File 3: run_demo.py - Complete Demo Runner

#!/usr/bin/env python3
"""
Complete MCP Demo Runner
Demonstrates the full MCP protocol with actual server and client processes
"""

import asyncio
import logging
import sys
from pathlib import Path

# Configure logging
logging.basicConfig(
    level=logging.INFO,
    format='%(asctime)s - %(name)s - %(levelname)s - %(message)s'
)
logger = logging.getLogger(__name__)


async def run_interactive_demo():
    """Run an interactive demo with the MCP client."""
    # Import here to avoid circular imports
    from mcp_client import MCPClient
    
    logger.info("=" * 70)
    logger.info("MCP INTERACTIVE DEMO")
    logger.info("=" * 70)
    logger.info("This demo connects to a real MCP server process")
    logger.info("and allows you to interact with it using a language model.")
    logger.info("=" * 70)
    
    # Create client
    client = MCPClient(use_gpu=True)
    
    try:
        # Connect to server
        logger.info("\nConnecting to MCP server...")
        await client.connect_to_server(
            server_name="utilities",
            command=sys.executable,
            args=["mcp_server.py"]
        )
        
        logger.info("\n" + "=" * 70)
        logger.info("Connected!

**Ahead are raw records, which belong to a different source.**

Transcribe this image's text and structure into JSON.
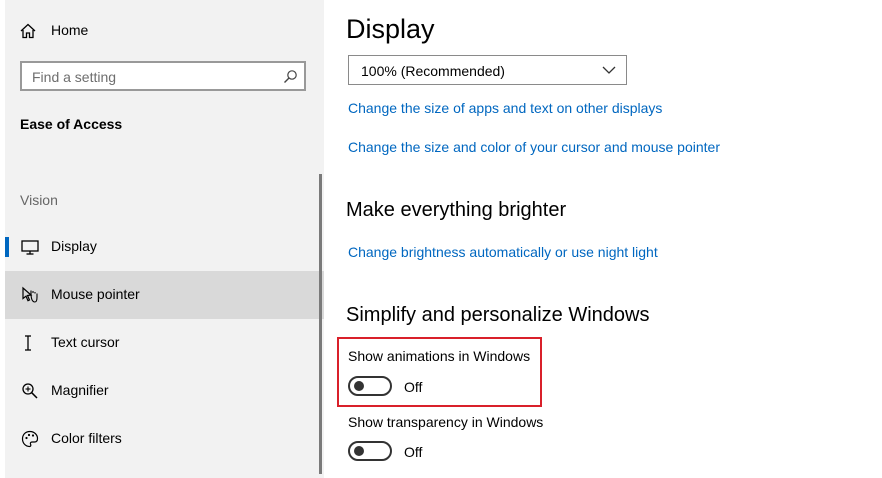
{
  "sidebar": {
    "home_label": "Home",
    "search_placeholder": "Find a setting",
    "section_title": "Ease of Access",
    "group_title": "Vision",
    "items": [
      {
        "label": "Display",
        "icon": "monitor-icon"
      },
      {
        "label": "Mouse pointer",
        "icon": "mouse-pointer-icon"
      },
      {
        "label": "Text cursor",
        "icon": "text-cursor-icon"
      },
      {
        "label": "Magnifier",
        "icon": "magnifier-icon"
      },
      {
        "label": "Color filters",
        "icon": "color-filters-icon"
      }
    ]
  },
  "main": {
    "title": "Display",
    "scale_dropdown": {
      "selected": "100% (Recommended)"
    },
    "links": {
      "apps_text_size": "Change the size of apps and text on other displays",
      "cursor_size": "Change the size and color of your cursor and mouse pointer",
      "brightness": "Change brightness automatically or use night light"
    },
    "brighter_heading": "Make everything brighter",
    "simplify_heading": "Simplify and personalize Windows",
    "settings": [
      {
        "label": "Show animations in Windows",
        "state": "Off"
      },
      {
        "label": "Show transparency in Windows",
        "state": "Off"
      }
    ]
  },
  "colors": {
    "accent": "#0067c0",
    "highlight_box": "#d9202a",
    "sidebar_bg": "#f2f2f2",
    "hover_bg": "#d9d9d9"
  }
}
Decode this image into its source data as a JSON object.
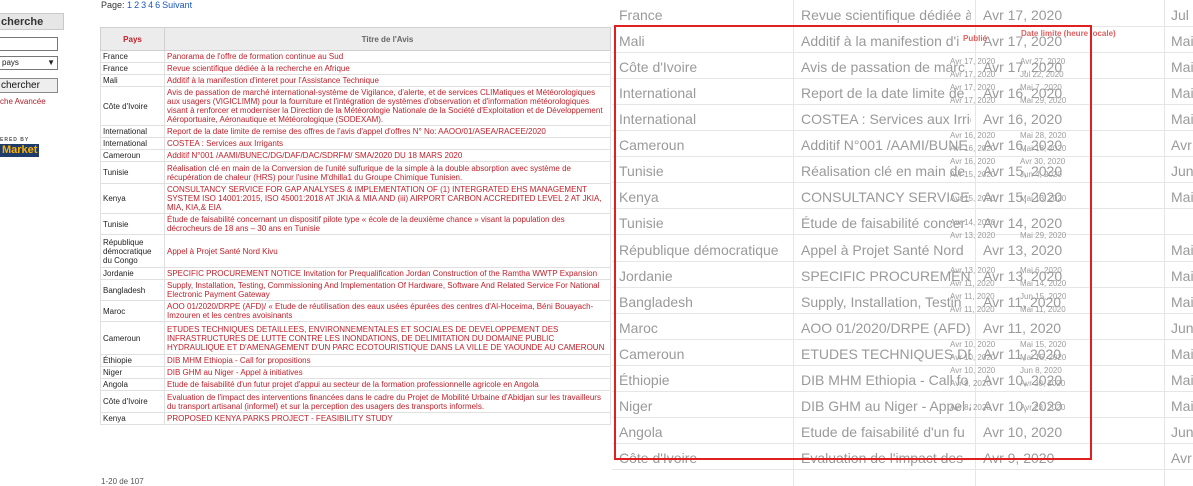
{
  "sidebar": {
    "title": "cherche",
    "select_value": "pays",
    "button_label": "chercher",
    "advanced_link": "che Avancée",
    "powered_by": "ERED BY",
    "logo_text": "Market"
  },
  "pager": {
    "prefix": "Page:",
    "pages": [
      "1",
      "2",
      "3",
      "4",
      "6"
    ],
    "next": "Suivant"
  },
  "results_count": "1-20 de 107",
  "table": {
    "headers": {
      "country": "Pays",
      "title": "Titre de l'Avis",
      "published": "Publié",
      "deadline": "Date limite (heure locale)"
    },
    "rows": [
      {
        "country": "France",
        "title": "Panorama de l'offre de formation continue au Sud",
        "published": "Avr 17, 2020",
        "deadline": "Avr 27, 2020"
      },
      {
        "country": "France",
        "title": "Revue scientifique dédiée à la recherche en Afrique",
        "published": "Avr 17, 2020",
        "deadline": "Jul 22, 2020"
      },
      {
        "country": "Mali",
        "title": "Additif à la manifestion d'interet pour l'Assistance Technique",
        "published": "Avr 17, 2020",
        "deadline": "Mai 7, 2020"
      },
      {
        "country": "Côte d'Ivoire",
        "title": "Avis de passation de marché international-système de Vigilance, d'alerte, et de services CLIMatiques et Météorologiques aux usagers (VIGICLIMM) pour la fourniture et l'intégration de systèmes d'observation et d'information météorologiques visant à renforcer et moderniser la Direction de la Météorologie Nationale de la Société d'Exploitation et de Développement Aéroportuaire, Aéronautique et Météorologique (SODEXAM).",
        "published": "Avr 17, 2020",
        "deadline": "Mai 29, 2020"
      },
      {
        "country": "International",
        "title": "Report de la date limite de remise des offres de l'avis d'appel d'offres N° No: AAOO/01/ASEA/RACEE/2020",
        "published": "Avr 16, 2020",
        "deadline": "Mai 28, 2020"
      },
      {
        "country": "International",
        "title": "COSTEA : Services aux Irrigants",
        "published": "Avr 16, 2020",
        "deadline": "Mai 18, 2020"
      },
      {
        "country": "Cameroun",
        "title": "Additif N°001 /AAMI/BUNEC/DG/DAF/DAC/SDRFM/ SMA/2020 DU 18 MARS 2020",
        "published": "Avr 16, 2020",
        "deadline": "Avr 30, 2020"
      },
      {
        "country": "Tunisie",
        "title": "Réalisation clé en main de la Conversion de l'unité sulfurique de la simple à la double absorption avec système de récupération de chaleur (HRS) pour l'usine M'dhilla1 du Groupe Chimique Tunisien.",
        "published": "Avr 15, 2020",
        "deadline": "Jun 4, 2020"
      },
      {
        "country": "Kenya",
        "title": "CONSULTANCY SERVICE FOR GAP ANALYSES & IMPLEMENTATION OF (1) INTERGRATED EHS MANAGEMENT SYSTEM ISO 14001:2015, ISO 45001:2018 AT JKIA & MIA AND (iii) AIRPORT CARBON ACCREDITED LEVEL 2 AT JKIA, MIA, KIA,& EIA",
        "published": "Avr 15, 2020",
        "deadline": "Mai 13, 2020"
      },
      {
        "country": "Tunisie",
        "title": "Étude de faisabilité concernant un dispositif pilote type « école de la deuxième chance » visant la population des décrocheurs de 18 ans – 30 ans en Tunisie",
        "published": "Avr 14, 2020",
        "deadline": ""
      },
      {
        "country": "République démocratique du Congo",
        "title": "Appel à Projet Santé Nord Kivu",
        "published": "Avr 13, 2020",
        "deadline": "Mai 29, 2020"
      },
      {
        "country": "Jordanie",
        "title": "SPECIFIC PROCUREMENT NOTICE Invitation for Prequalification Jordan Construction of the Ramtha WWTP Expansion",
        "published": "Avr 13, 2020",
        "deadline": "Mai 6, 2020"
      },
      {
        "country": "Bangladesh",
        "title": "Supply, Installation, Testing, Commissioning And Implementation Of Hardware, Software And Related Service For National Electronic Payment Gateway",
        "published": "Avr 11, 2020",
        "deadline": "Mai 14, 2020"
      },
      {
        "country": "Maroc",
        "title": "AOO 01/2020/DRPE (AFD)/ « Etude de réutilisation des eaux usées épurées des centres d'Al-Hoceima, Béni Bouayach-Imzouren et les centres avoisinants",
        "published": "Avr 11, 2020",
        "deadline": "Jun 15, 2020"
      },
      {
        "country": "Cameroun",
        "title": "ETUDES TECHNIQUES DETAILLEES, ENVIRONNEMENTALES ET SOCIALES DE DEVELOPPEMENT DES INFRASTRUCTURES DE LUTTE CONTRE LES INONDATIONS, DE DELIMITATION DU DOMAINE PUBLIC HYDRAULIQUE ET D'AMENAGEMENT D'UN PARC ECOTOURISTIQUE DANS LA VILLE DE YAOUNDE AU CAMEROUN",
        "published": "Avr 11, 2020",
        "deadline": "Mai 11, 2020"
      },
      {
        "country": "Éthiopie",
        "title": "DIB MHM Ethiopia - Call for propositions",
        "published": "Avr 10, 2020",
        "deadline": "Mai 15, 2020"
      },
      {
        "country": "Niger",
        "title": "DIB GHM au Niger - Appel à initiatives",
        "published": "Avr 10, 2020",
        "deadline": "Mai 15, 2020"
      },
      {
        "country": "Angola",
        "title": "Etude de faisabilité d'un futur projet d'appui au secteur de la formation professionnelle agricole en Angola",
        "published": "Avr 10, 2020",
        "deadline": "Jun 8, 2020"
      },
      {
        "country": "Côte d'Ivoire",
        "title": "Evaluation de l'impact des interventions financées dans le cadre du Projet de Mobilité Urbaine d'Abidjan sur les travailleurs du transport artisanal (informel) et sur la perception des usagers des transports informels.",
        "published": "Avr 9, 2020",
        "deadline": "Avr 30, 2020"
      },
      {
        "country": "Kenya",
        "title": "PROPOSED KENYA PARKS PROJECT - FEASIBILITY STUDY",
        "published": "Avr 8, 2020",
        "deadline": "Avr 23, 2020"
      }
    ]
  },
  "overlay_rows": [
    {
      "country": "France",
      "title": "Revue scientifique dédiée à",
      "date": "Avr 17, 2020",
      "deadline": "Jul 2"
    },
    {
      "country": "Mali",
      "title": "Additif à la manifestion d'i",
      "date": "Avr 17, 2020",
      "deadline": "Mai"
    },
    {
      "country": "Côte d'Ivoire",
      "title": "Avis de passation de marc",
      "date": "Avr 17, 2020",
      "deadline": "Mai"
    },
    {
      "country": "International",
      "title": "Report de la date limite de",
      "date": "Avr 16, 2020",
      "deadline": "Mai"
    },
    {
      "country": "International",
      "title": "COSTEA : Services aux Irrig",
      "date": "Avr 16, 2020",
      "deadline": "Mai"
    },
    {
      "country": "Cameroun",
      "title": "Additif N°001 /AAMI/BUNE",
      "date": "Avr 16, 2020",
      "deadline": "Avr 2"
    },
    {
      "country": "Tunisie",
      "title": "Réalisation clé en main de",
      "date": "Avr 15, 2020",
      "deadline": "Jun 4"
    },
    {
      "country": "Kenya",
      "title": "CONSULTANCY SERVICE FO",
      "date": "Avr 15, 2020",
      "deadline": "Mai"
    },
    {
      "country": "Tunisie",
      "title": "Étude de faisabilité concer",
      "date": "Avr 14, 2020",
      "deadline": ""
    },
    {
      "country": "République démocratique",
      "title": "Appel à Projet Santé Nord",
      "date": "Avr 13, 2020",
      "deadline": "Mai"
    },
    {
      "country": "Jordanie",
      "title": "SPECIFIC PROCUREMENT N",
      "date": "Avr 13, 2020",
      "deadline": "Mai"
    },
    {
      "country": "Bangladesh",
      "title": "Supply, Installation, Testin",
      "date": "Avr 11, 2020",
      "deadline": "Mai"
    },
    {
      "country": "Maroc",
      "title": "AOO 01/2020/DRPE (AFD)/",
      "date": "Avr 11, 2020",
      "deadline": "Jun 1"
    },
    {
      "country": "Cameroun",
      "title": "ETUDES TECHNIQUES DET/",
      "date": "Avr 11, 2020",
      "deadline": "Mai"
    },
    {
      "country": "Éthiopie",
      "title": "DIB MHM Ethiopia - Call fo",
      "date": "Avr 10, 2020",
      "deadline": "Mai"
    },
    {
      "country": "Niger",
      "title": "DIB GHM au Niger - Appel à",
      "date": "Avr 10, 2020",
      "deadline": "Mai"
    },
    {
      "country": "Angola",
      "title": "Etude de faisabilité d'un fu",
      "date": "Avr 10, 2020",
      "deadline": "Jun 8"
    },
    {
      "country": "Côte d'Ivoire",
      "title": "Evaluation de l'impact des",
      "date": "Avr 9, 2020",
      "deadline": "Avr 3"
    }
  ]
}
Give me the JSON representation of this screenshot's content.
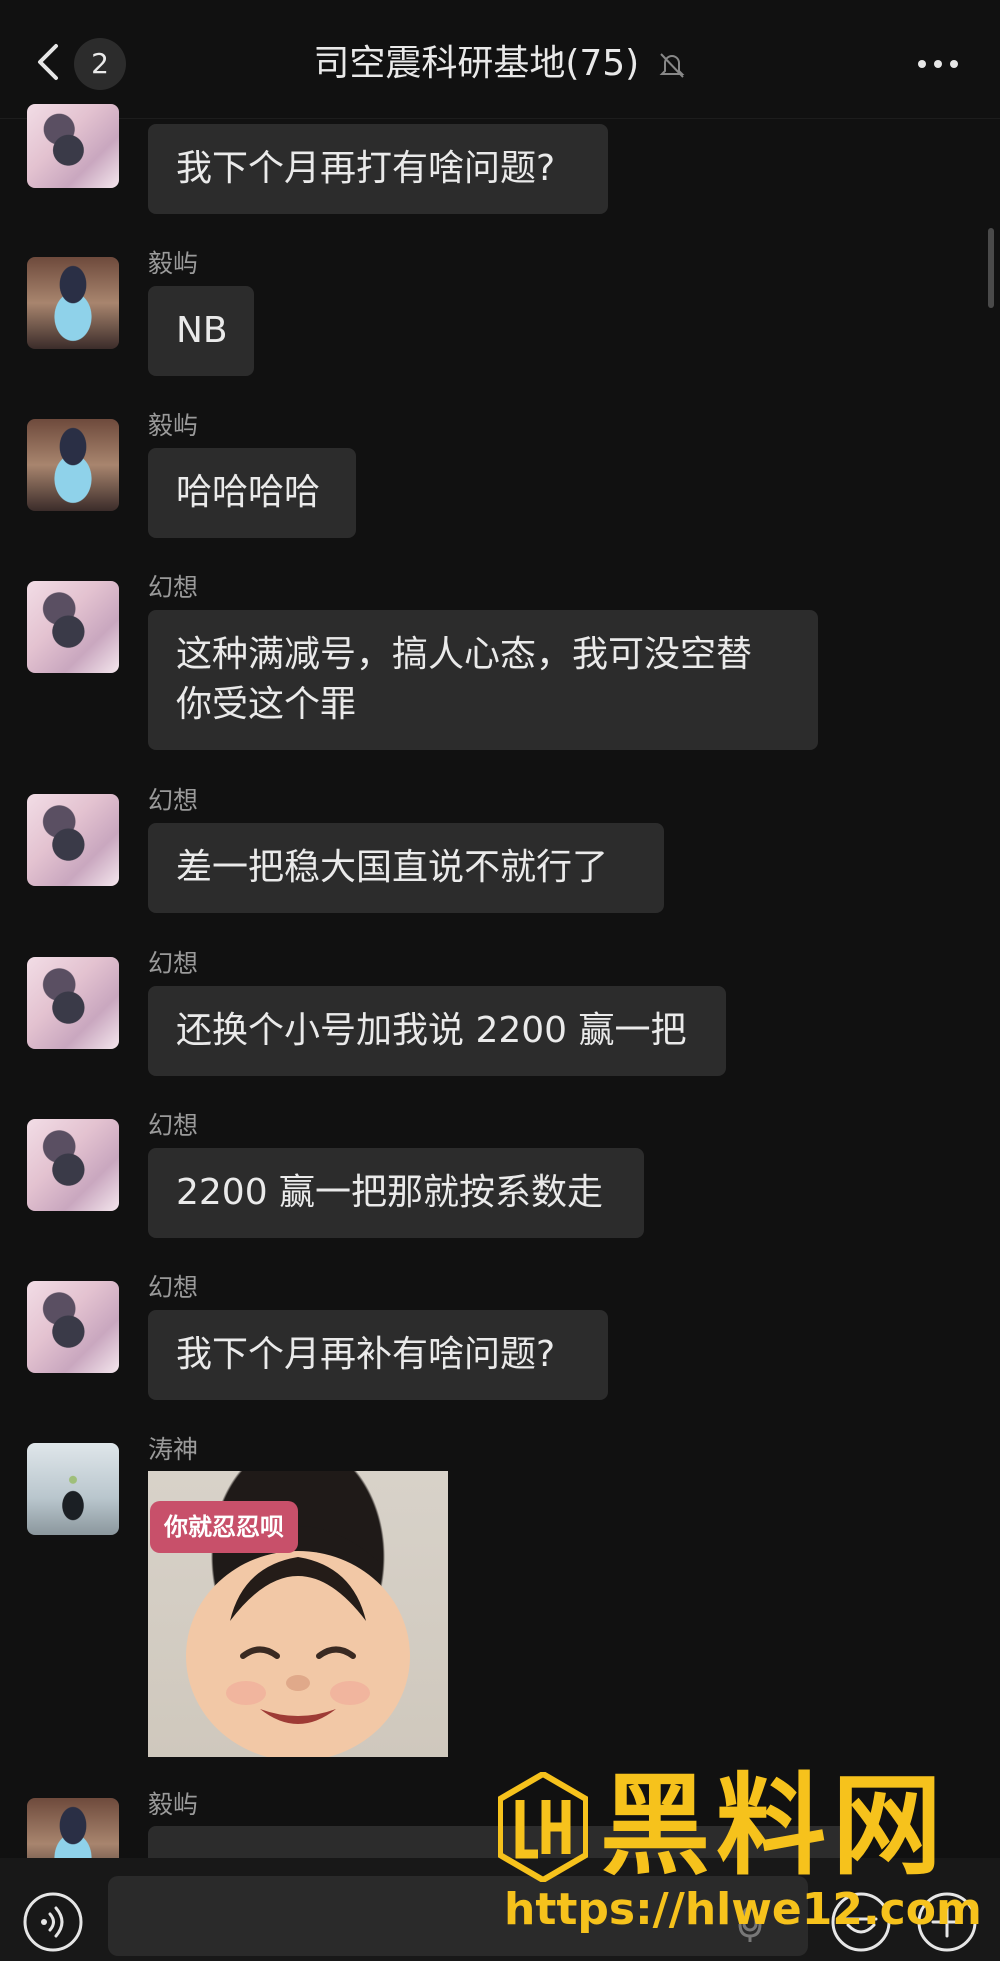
{
  "header": {
    "unread_count": "2",
    "title": "司空震科研基地(75)"
  },
  "messages": [
    {
      "sender": "",
      "text": "我下个月再打有啥问题?"
    },
    {
      "sender": "毅屿",
      "text": "NB"
    },
    {
      "sender": "毅屿",
      "text": "哈哈哈哈"
    },
    {
      "sender": "幻想",
      "text": "这种满减号，搞人心态，我可没空替\n你受这个罪"
    },
    {
      "sender": "幻想",
      "text": "差一把稳大国直说不就行了"
    },
    {
      "sender": "幻想",
      "text": "还换个小号加我说 2200 赢一把"
    },
    {
      "sender": "幻想",
      "text": "2200 赢一把那就按系数走"
    },
    {
      "sender": "幻想",
      "text": "我下个月再补有啥问题?"
    },
    {
      "sender": "涛神",
      "sticker_text": "你就忍忍呗"
    },
    {
      "sender": "毅屿",
      "text": ""
    }
  ],
  "watermark": {
    "title": "黑料网",
    "url": "https://hlwe12.com"
  },
  "icons": {
    "back": "chevron-left-icon",
    "mute": "bell-off-icon",
    "more": "more-dots-icon",
    "voice": "voice-icon",
    "mic": "microphone-icon",
    "emoji": "emoji-icon",
    "plus": "plus-icon"
  },
  "colors": {
    "background": "#111111",
    "bubble": "#2c2c2c",
    "text": "#eaeaea",
    "name": "#9a9a9a",
    "watermark": "#f6c21c"
  }
}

You can now ask questions.")
        logger.info("Type 'quit' or 'exit' to stop.")
        logger.info("=" * 70 + "\n")
        
        # Interactive loop
        while True:
            try:
                user_input = input("You: ").strip()
                
                if user_input.lower() in ['quit', 'exit', 'q']:
                    logger.info("Exiting...")
                    break
                
                if not user_input:
                    continue
                
                print("\nProcessing...\n")
                response = await client.chat(user_input)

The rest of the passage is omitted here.